The Trump administration announced in March 2018 that that the 2020 Census would include a question about citizenship status, and as regular readers know, the move immediately drew swift condemnations. The criticisms were rooted in fact: the question is likely to discourage immigrants' participation in the census, which would mean under-represented communities in the official count, affecting everything from political power to public investments.
More than a few White House critics accused the Republican administration of trying to "sabotage" the national count.
As of this morning, those same critics have reason to be pleased.
A federal judge in New York has barred the Trump administration from adding a question about citizenship to the 2020 Census.U.S. District Judge Jesse Furman said Tuesday that while such a question would be constitutional, U.S. Commerce Secretary Wilbur Ross had added it arbitrarily and not followed proper procedure.The ruling came in a case in which a dozen states or big cities and immigrants' rights groups argued that adding the question might frighten immigrant households away from participating in the census.
As satisfying as Furman's 277-page ruling is, it should probably be seen as the first round of a multi-round fight. There are multiple concurrent cases challenging the administration's efforts, and the U.S. Supreme Court will almost certainly weigh in before Census materials are printed this summer.
But in the meantime, there's one angle to this that worth re-emphasizing: Commerce Secretary Wilbur Ross playing fast and loose with the truth about how the Census change was made.
Let’s back up and review the trajectory of one relevant angle. Once the legal challenge to the Census policy got underway, the administration disclosed some pretty interesting emails. In May 2017, for example, Steve Bannon asked Wilbur Ross to “talk to someone about the census.” Soon after, the Commerce secretary started demanding that his team include the controversial question.
And while that’s notable in its own right, it’s especially important because Ross may have lied to Congress about the series of events. In March 2018, the Commerce secretary testified under oath to the U.S. House that it was the Justice Department that had initiated the request for the question.
In fact, when pressed specifically on whether he’d discussed the citizenship question with anyone in the Trump White House, Ross said, “I am not aware of any such.”
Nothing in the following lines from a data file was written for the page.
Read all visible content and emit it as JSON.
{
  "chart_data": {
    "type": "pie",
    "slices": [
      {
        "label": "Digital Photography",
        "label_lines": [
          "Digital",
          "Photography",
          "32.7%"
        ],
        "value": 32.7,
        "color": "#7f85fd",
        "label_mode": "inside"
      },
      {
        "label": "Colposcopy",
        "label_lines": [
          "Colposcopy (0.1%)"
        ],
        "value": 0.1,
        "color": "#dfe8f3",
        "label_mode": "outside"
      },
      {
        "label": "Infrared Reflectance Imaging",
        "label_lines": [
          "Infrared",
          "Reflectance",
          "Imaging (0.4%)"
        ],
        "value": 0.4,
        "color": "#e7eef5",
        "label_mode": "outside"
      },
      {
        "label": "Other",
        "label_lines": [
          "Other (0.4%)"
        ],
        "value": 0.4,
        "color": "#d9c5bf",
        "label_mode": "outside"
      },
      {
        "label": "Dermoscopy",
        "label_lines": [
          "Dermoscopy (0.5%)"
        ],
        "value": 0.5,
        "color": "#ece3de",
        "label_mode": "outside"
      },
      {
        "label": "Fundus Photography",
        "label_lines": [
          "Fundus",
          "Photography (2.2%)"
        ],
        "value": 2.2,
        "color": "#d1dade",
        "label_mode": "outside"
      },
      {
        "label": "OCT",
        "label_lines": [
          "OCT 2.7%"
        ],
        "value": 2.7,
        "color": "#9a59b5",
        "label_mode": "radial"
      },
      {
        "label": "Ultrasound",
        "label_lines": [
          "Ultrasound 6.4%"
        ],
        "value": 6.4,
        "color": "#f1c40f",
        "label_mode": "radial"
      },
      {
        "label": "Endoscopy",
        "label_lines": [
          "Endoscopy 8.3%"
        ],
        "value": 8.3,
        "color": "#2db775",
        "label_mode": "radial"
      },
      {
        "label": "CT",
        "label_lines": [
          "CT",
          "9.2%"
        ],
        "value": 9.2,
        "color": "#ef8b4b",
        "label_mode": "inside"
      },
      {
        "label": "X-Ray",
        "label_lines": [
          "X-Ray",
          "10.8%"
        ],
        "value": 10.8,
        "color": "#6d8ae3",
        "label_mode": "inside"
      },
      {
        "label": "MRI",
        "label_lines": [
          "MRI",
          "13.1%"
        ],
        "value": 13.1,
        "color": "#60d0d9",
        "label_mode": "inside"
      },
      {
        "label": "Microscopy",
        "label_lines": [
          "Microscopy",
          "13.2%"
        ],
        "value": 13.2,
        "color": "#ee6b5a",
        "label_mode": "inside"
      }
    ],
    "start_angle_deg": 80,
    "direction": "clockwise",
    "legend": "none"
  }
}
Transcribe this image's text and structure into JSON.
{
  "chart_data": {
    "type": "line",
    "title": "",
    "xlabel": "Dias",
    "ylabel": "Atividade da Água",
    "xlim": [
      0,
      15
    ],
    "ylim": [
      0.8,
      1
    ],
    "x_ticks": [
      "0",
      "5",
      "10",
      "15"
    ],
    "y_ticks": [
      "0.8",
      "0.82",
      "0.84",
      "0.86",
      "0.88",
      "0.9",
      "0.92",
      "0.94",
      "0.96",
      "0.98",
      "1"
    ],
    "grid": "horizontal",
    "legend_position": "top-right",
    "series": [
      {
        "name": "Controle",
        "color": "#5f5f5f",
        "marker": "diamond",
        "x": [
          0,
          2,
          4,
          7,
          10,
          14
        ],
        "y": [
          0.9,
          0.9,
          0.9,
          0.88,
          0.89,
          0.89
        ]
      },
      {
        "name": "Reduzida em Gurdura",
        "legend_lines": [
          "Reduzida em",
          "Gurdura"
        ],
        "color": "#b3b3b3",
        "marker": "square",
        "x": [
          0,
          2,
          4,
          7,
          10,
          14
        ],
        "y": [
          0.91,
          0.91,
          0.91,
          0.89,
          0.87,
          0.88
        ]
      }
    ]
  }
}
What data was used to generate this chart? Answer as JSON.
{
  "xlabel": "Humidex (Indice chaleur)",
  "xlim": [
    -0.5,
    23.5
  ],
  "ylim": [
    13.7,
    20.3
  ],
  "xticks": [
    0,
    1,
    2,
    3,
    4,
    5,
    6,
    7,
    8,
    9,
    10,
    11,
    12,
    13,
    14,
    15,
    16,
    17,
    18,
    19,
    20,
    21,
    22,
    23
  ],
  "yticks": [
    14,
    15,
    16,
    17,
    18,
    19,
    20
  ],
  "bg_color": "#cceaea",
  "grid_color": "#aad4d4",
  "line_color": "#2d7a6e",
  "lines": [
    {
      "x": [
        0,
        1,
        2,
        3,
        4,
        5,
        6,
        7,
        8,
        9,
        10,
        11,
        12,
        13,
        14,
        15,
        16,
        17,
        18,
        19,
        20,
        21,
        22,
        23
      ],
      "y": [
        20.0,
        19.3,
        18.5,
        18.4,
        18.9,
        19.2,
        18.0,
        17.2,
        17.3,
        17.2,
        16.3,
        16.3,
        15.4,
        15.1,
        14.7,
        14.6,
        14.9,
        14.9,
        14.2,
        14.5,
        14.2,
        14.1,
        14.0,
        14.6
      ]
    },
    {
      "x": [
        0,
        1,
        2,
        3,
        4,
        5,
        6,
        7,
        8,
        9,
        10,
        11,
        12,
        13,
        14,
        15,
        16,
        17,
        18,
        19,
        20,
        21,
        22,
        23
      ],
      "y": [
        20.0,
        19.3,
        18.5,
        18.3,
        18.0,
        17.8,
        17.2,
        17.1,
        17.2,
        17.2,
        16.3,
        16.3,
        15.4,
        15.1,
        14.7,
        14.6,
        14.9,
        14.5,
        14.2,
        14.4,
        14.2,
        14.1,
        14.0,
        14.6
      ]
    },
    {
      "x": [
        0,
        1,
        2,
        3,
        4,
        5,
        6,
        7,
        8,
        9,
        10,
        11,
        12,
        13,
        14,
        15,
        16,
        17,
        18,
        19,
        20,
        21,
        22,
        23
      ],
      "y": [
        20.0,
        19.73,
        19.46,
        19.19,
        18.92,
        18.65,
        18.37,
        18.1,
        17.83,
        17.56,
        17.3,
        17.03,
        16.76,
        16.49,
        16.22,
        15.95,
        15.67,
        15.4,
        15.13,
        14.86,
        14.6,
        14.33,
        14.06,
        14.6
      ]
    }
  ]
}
We now know that the cabinet secretary’s under-oath answers were, at a minimum, inaccurate.
It was several months later when Ross' memory was jogged: he conceded in October 2018 that he had, in fact, spoken with former White House adviser Steve Bannon and former Attorney General Jeff Sessions about adding the citizenship question.
TPM's report on this morning's ruling added that the judge in the case "based the decision on an official record produced by the administration that showed that the Census Bureau had repeatedly advised Ross against adding that question and that the administration’s official reason for adding the question -- for Voting Rights Act enforcement -- could be achieved in a less costly, less harmful way."